You're working with a data set where a few observations are vastly different from the rest. Which method, Z-score or IQR, would be more robust to use for outlier detection?
- Either would work equally well
- IQR
- Neither would be effective
- Z-score
The IQR method is more robust than Z-score for outlier detection in this scenario, as Z-scores can be significantly affected by extreme values.
What is the underlying JavaScript library that Plotly uses to render its graphics?
- D3.js
- Node.js
- React.js
- jQuery
Plotly uses D3.js (Data-Driven Documents) under the hood to render its graphics. D3.js is a JavaScript library for producing dynamic and interactive data visualizations in web browsers.
Readability in data visualization refers to how easily the audience can __________.
- Analyze the underlying code
- Download the graph
- Interact with the graph
- Understand the represented data
Readability in data visualization refers to how easily the audience can understand the represented data. This includes the clarity of text elements (labels, title, caption), color scheme, and whether the choice of plot type makes sense for the represented data.
In the context of handling missing data, what does 'imputation' mean?
- Adding artificial data
- Deleting data points
- Filling in missing data with substituted values
- Transforming data
In the context of handling missing data, 'imputation' refers to the process of filling in missing data with substituted values. These values can be determined in a variety of ways such as using measures of central tendency (mean, median, mode), predictive models, or other techniques.
Imagine you are examining a correlation matrix and find that two variables have a correlation coefficient close to -1. What does this imply about the relationship between these two variables?
- Their relationship is random
- They are unrelated
- They have a strong negative relationship
- They have a weak positive relationship
A correlation coefficient close to -1 implies that the two variables have a strong negative relationship. This means that as one variable increases, the other decreases and vice versa.
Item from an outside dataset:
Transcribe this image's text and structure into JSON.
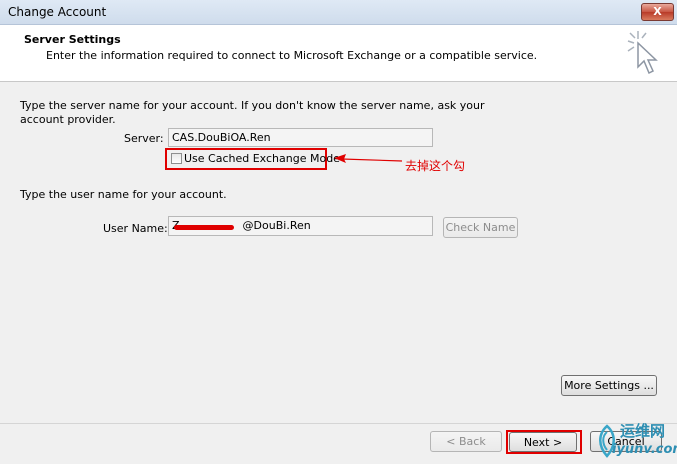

What is the difference between skewness and kurtosis?
- Skewness measures asymmetry, kurtosis measures variability.
- Skewness measures center, kurtosis measures spread.
- Skewness measures spread, kurtosis measures center.
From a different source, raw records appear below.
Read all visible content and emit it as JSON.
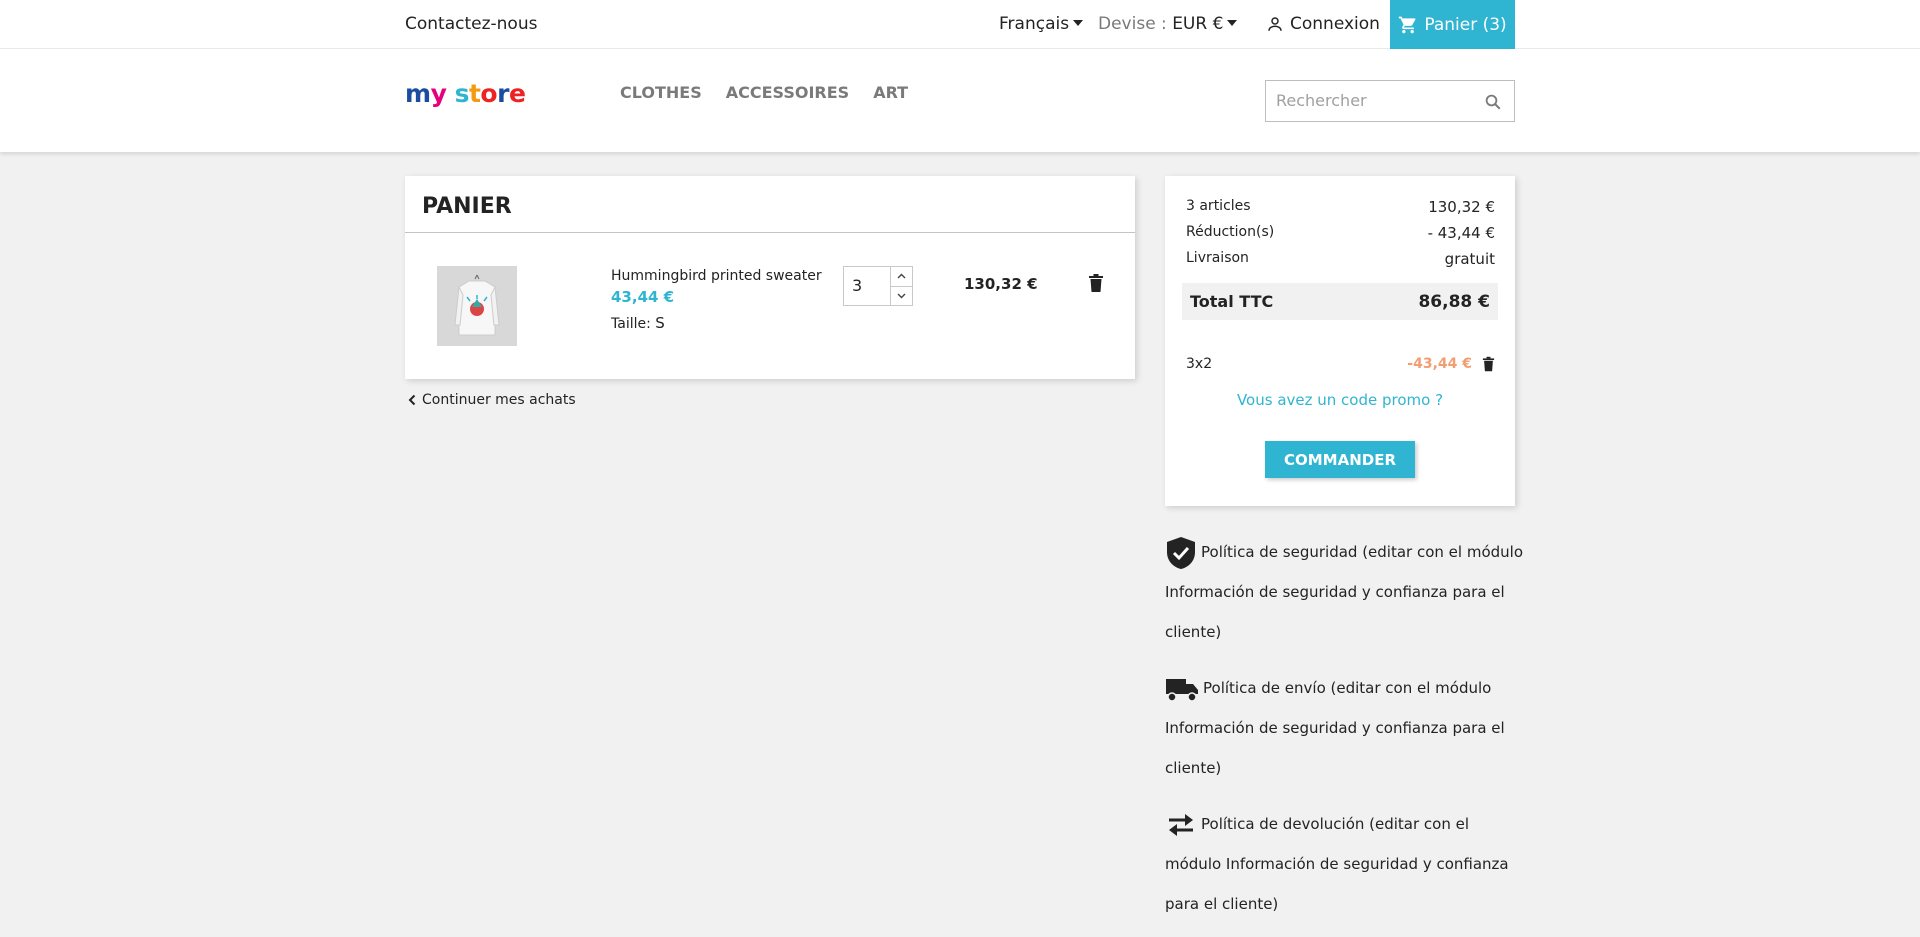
{
  "topnav": {
    "contact": "Contactez-nous",
    "language": "Français",
    "currency_label": "Devise :",
    "currency_value": "EUR €",
    "login": "Connexion",
    "cart": "Panier (3)"
  },
  "header": {
    "logo": {
      "w1": "m",
      "w2": "y",
      "w3": " ",
      "w4": "s",
      "w5": "t",
      "w6": "o",
      "w7": "r",
      "w8": "e"
    },
    "menu": [
      "CLOTHES",
      "ACCESSOIRES",
      "ART"
    ],
    "search_placeholder": "Rechercher"
  },
  "cart": {
    "title": "PANIER",
    "item": {
      "name": "Hummingbird printed sweater",
      "price": "43,44 €",
      "size_label": "Taille:",
      "size_value": "S",
      "quantity": "3",
      "line_total": "130,32 €"
    },
    "continue": "Continuer mes achats"
  },
  "summary": {
    "articles_label": "3 articles",
    "articles_value": "130,32 €",
    "reduction_label": "Réduction(s)",
    "reduction_value": "- 43,44 €",
    "shipping_label": "Livraison",
    "shipping_value": "gratuit",
    "total_label": "Total TTC",
    "total_value": "86,88 €",
    "voucher_name": "3x2",
    "voucher_amount": "-43,44 €",
    "promo_link": "Vous avez un code promo ?",
    "order_button": "COMMANDER"
  },
  "reassurance": [
    {
      "icon": "shield-check-icon",
      "text": "Política de seguridad (editar con el módulo Información de seguridad y confianza para el cliente)"
    },
    {
      "icon": "truck-icon",
      "text": "Política de envío (editar con el módulo Información de seguridad y confianza para el cliente)"
    },
    {
      "icon": "swap-arrows-icon",
      "text": "Política de devolución (editar con el módulo Información de seguridad y confianza para el cliente)"
    }
  ],
  "colors": {
    "accent": "#2fb5d2",
    "discount": "#f39d72"
  }
}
- Skewness measures symmetry, kurtosis measures tailedness.
The difference between skewness and kurtosis is that skewness measures the asymmetry of a data distribution around its mean, whereas kurtosis measures the "tailedness" of a data distribution. So, skewness is about the symmetry, and kurtosis is about the tails of the distribution.
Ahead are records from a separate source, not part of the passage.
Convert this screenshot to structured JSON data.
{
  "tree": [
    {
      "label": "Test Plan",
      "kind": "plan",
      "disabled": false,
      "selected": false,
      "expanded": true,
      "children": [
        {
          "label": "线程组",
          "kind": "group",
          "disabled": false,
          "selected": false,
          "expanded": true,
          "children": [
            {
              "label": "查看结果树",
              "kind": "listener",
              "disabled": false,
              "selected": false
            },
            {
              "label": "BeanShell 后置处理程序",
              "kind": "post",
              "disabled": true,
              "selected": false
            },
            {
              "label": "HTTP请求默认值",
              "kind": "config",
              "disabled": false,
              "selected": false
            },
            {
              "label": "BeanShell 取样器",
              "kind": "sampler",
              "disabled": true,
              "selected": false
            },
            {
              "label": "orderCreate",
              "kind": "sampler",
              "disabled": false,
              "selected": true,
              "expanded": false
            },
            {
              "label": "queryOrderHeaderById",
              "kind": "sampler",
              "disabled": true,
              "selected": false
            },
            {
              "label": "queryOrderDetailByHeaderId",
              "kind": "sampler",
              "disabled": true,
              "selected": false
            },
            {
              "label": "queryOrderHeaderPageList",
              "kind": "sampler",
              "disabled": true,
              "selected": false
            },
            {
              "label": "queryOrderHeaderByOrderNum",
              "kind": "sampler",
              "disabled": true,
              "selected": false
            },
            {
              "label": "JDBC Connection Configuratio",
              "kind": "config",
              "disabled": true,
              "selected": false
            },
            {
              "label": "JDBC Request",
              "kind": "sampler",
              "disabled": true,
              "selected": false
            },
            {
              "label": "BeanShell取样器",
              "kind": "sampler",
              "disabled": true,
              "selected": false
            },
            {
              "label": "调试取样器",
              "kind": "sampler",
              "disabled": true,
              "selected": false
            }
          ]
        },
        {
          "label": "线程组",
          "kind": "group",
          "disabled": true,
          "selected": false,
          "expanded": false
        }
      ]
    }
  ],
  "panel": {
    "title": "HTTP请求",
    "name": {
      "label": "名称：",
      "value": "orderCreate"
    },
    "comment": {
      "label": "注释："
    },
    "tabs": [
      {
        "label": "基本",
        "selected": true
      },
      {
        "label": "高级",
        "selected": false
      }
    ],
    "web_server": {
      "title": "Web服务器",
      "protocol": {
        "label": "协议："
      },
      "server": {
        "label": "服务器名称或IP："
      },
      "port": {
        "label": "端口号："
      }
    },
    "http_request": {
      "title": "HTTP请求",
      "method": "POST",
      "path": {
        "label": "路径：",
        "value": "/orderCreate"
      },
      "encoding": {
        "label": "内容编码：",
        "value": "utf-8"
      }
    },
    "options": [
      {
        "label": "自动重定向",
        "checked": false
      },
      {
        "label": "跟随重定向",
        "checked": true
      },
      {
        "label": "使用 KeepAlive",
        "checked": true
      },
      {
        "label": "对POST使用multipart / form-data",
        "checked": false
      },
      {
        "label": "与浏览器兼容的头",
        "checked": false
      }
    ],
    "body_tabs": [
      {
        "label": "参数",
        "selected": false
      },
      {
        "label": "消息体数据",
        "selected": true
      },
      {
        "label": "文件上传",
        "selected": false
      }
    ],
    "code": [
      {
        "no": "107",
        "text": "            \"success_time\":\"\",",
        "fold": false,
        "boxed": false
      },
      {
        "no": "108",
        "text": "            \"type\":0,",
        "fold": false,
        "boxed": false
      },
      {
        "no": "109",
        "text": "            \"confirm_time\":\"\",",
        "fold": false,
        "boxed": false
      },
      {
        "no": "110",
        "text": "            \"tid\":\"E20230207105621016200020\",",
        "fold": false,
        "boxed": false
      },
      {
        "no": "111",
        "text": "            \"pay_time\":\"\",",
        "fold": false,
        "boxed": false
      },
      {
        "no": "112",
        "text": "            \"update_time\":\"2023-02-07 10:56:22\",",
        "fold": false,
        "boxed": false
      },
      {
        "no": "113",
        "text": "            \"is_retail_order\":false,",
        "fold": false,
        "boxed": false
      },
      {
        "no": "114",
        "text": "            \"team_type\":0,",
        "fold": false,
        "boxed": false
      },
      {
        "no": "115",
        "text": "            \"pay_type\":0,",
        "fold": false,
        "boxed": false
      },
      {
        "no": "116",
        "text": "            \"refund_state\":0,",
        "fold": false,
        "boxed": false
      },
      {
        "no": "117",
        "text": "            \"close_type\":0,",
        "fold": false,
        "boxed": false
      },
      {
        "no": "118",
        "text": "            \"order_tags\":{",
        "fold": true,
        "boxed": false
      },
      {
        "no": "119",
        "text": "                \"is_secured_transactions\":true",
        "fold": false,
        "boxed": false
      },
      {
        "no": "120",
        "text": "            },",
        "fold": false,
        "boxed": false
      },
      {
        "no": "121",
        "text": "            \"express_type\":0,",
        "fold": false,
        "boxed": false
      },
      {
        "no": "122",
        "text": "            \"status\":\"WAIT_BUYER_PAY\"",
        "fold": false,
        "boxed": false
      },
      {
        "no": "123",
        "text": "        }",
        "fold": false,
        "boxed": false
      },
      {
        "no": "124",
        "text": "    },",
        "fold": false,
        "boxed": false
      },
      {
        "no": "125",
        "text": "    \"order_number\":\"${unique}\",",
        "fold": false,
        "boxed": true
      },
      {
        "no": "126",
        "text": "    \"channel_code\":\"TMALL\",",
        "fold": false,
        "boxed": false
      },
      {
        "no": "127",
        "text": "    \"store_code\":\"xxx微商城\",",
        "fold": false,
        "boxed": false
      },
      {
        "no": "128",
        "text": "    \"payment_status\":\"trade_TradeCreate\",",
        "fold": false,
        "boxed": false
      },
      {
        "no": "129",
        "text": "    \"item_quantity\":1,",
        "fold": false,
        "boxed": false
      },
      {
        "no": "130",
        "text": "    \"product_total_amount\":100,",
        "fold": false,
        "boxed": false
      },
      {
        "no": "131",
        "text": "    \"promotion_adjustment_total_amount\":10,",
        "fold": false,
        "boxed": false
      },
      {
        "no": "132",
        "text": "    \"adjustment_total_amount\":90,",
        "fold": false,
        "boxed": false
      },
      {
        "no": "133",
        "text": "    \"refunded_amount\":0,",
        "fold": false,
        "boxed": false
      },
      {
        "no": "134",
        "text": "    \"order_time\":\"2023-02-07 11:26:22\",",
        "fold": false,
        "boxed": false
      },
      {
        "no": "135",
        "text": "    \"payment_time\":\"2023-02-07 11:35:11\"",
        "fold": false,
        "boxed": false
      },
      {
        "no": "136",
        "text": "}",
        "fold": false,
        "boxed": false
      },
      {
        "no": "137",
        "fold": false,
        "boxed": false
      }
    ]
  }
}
Even after concluding, it's crucial to '______' effectively in the EDA process, as this step is where your findings are shared and potentially acted upon.
- communicate
- conclude
- question
- wrangle
Even after concluding, it's crucial to 'communicate' effectively in the EDA process, as this step is where your findings are shared and potentially acted upon. Communication is not only about presenting the findings, but also about making sure that they are understood and can be acted upon.
Consider you are using a correlation matrix to understand the relationship between multiple features. You come across a correlation coefficient of -0.85 between two features. What does this indicate?
- A strong negative linear relationship
- A strong positive linear relationship
- A weak positive linear relationship
- No relationship
A correlation coefficient of -0.85 indicates a strong negative linear relationship between two features. This means as one feature increases, the other decreases.
Replacing missing values with the median of the existing values is known as _____ imputation.
- Mean
- Median
- Mode
- Pairwise
Replacing missing values with the median of the existing values is known as 'median' imputation. This technique is useful for skewed distributions as the median is less affected by outliers than the mean.
In a survey about income levels, some individuals chose not to disclose their earnings. How would you categorize this missing data?
- MAR
- MCAR
- NMAR
- Not missing data
This would also be NMAR (Not Missing at Random) because the missingness (income level) depends on the value of the unobserved data itself (i.e., people with higher or lower incomes may be more likely to omit this information).